Так вот, милый мой Артём Витальевич, я нынче заново переживала каждое сказанное Вами тогда слово (и интонацию, с какою они говорились). И думала: никогда ещё ни один человек не подходил так близко — вплотную — к душе моей, никогда ещё сердце моё не шептало так настойчиво: судьба, это судьба…

Ой, что–то я заболталась совсем и, кажется, наговорила лишнего…

Думала переписать всё наново, но — нет, не стану. Какая–то разудалая удаль колобродит во мне после всех сегодняшних происшествий и воспоминаний.

Только умоляю Вас, милый друг мой, не смеяться над болтливой сумбурностью письма моего. Вот чего–чего, а если будете считать меня болтушкой — уж этого–то никогда Вам не прощу. Шучу, конечно, болтушка и есть.

На том, пожалуй, и закончу, с пожеланиями всего только доброго Вам, и матушке Вашей, и Алевтине Витальевне. Кстати, передайте Аленьке мой поцелуй и заверения в вечной дружбе. Я по ней скучаю.

Ваша В. П.


* * *

Сердце моё Вероника Петровна, здравствуйте!

Знали бы Вы, какую бурю подняло в моей душе Ваше письмо, особенно упоминание того приснопамятного вечера в «Дирижабле». Конечно же, конечно я его помню, как помню и каждое слово моё и Ваше, неужели нет! Не думаю, что когда–нибудь смогу я забыть те часы. Мы сидели друг напротив друга. Вы были так прекрасны в этом своём evening dress[4], в колье и тяжёлых серьгах. Вы говорили, задумчиво помешивая в коктейле соломинкой, а моё сердце плавилось, как лёд в стакане виски. И то билась в нём тёплым птенцом надежда, то вдруг перекатывались тяжёлые дробины безнадёжности. Таял за окнами «Дирижабля» вечер, часы на стене били невесть какой поздний час, и сладко пела во мгле белая птица метель. Так сладко, что хотелось мне плакать и (совершенно не к месту) вспоминались строки из вашего favourite (жутко мрачного, как по мне) А. П.: «Где–то в городе, заметённом мёртвым снегом до самых крыш, ржавой полночью утомленная ты, наверно, сейчас не спишь…» Бог мой, был ли в тот день человек более смятенный, чем я, столь же обуреваемый то надеждою, то бесконечным отчаянием! Я старался не подавать виду, как глубоко ранен Вашим совершенным весёлым равнодушием к моей тощей персоне; нисколько не сомневался я, что Вы смотрите на меня лишь как на доброго знакомого, исключительно как на компаньона в коротании тягучего зимнего вечера.

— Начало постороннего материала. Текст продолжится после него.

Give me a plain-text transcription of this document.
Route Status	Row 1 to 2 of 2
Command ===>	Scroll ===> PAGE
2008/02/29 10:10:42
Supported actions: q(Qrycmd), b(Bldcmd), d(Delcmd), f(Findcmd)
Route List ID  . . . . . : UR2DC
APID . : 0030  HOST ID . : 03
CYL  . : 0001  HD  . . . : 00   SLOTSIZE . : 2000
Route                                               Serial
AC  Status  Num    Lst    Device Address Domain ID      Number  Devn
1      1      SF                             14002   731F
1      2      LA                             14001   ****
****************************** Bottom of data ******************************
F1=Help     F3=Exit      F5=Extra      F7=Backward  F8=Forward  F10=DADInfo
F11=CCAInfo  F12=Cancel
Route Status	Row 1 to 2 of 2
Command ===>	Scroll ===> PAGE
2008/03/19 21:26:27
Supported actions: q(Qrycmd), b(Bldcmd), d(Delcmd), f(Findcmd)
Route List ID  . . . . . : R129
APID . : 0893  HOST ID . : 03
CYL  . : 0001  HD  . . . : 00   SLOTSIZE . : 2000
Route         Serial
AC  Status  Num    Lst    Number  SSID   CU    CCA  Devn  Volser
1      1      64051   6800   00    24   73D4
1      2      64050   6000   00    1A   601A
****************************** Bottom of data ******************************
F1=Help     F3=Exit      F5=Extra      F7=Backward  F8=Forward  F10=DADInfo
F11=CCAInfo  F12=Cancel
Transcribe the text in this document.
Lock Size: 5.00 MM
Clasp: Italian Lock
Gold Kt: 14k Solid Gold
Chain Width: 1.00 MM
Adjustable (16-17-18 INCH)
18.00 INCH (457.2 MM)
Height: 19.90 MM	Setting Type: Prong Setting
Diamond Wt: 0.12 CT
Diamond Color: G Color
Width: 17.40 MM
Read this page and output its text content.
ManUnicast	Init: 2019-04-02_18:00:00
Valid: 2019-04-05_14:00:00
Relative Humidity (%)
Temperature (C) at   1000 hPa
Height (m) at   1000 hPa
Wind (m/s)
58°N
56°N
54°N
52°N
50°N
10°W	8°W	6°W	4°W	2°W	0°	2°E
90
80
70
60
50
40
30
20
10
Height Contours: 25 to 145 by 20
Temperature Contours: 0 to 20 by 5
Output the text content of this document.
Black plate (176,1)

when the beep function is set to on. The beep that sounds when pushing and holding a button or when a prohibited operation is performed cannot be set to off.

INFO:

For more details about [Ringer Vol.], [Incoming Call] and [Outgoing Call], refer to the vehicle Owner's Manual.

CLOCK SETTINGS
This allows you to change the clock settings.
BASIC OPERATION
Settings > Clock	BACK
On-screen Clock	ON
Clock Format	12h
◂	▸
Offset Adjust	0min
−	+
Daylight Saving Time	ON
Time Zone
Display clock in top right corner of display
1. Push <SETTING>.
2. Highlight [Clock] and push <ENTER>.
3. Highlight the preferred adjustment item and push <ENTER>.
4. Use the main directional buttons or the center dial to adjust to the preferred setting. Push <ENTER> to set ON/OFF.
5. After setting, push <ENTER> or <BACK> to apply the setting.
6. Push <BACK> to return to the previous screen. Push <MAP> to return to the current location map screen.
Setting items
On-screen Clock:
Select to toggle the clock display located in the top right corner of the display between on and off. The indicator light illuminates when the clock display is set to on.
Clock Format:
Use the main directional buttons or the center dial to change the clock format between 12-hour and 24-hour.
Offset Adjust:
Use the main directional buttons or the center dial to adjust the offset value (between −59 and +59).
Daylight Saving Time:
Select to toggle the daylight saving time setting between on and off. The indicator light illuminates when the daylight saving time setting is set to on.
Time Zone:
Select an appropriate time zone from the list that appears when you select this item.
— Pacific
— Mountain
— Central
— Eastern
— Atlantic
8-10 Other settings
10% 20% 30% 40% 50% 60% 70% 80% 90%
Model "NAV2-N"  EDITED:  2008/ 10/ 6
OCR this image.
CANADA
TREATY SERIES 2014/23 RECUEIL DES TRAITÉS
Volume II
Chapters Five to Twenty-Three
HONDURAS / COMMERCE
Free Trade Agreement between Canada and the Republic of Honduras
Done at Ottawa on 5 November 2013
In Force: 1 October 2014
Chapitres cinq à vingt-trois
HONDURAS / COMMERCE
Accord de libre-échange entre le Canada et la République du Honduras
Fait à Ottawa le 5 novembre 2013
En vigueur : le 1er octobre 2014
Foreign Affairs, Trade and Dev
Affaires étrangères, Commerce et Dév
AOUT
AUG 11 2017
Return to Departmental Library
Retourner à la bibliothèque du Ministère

В какой–то момент спохватился я, что безудержно, кажется, напиваюсь, и мне стало страшно. А Вы с таким изяществом вели беседу, так открыто и просто смотрели мне в глаза (ах, Вероника Петровна, это богиня смотрела в самую смертную душу мою! И как же, виделось мне, мелка душа моя, что и зачерпнуть–то из неё как следует не зачерпнёшь), так естественно смеялись над моими глупыми шутками… И тогда слова эти сами полились из меня — из самых глубин моего Я, из сердца, из души, из кундалини, или где там ещё обитают чувства.

Как же жду я, когда, наконец, завершатся эти Ваши три недели! Уж простите мне, голубушка Вероника Петровна, этот эгоизм, ибо Вам–то, конечно же, не хочется возвращаться в наши серые забураненные будни из трёхнедельного праздника отдохновения.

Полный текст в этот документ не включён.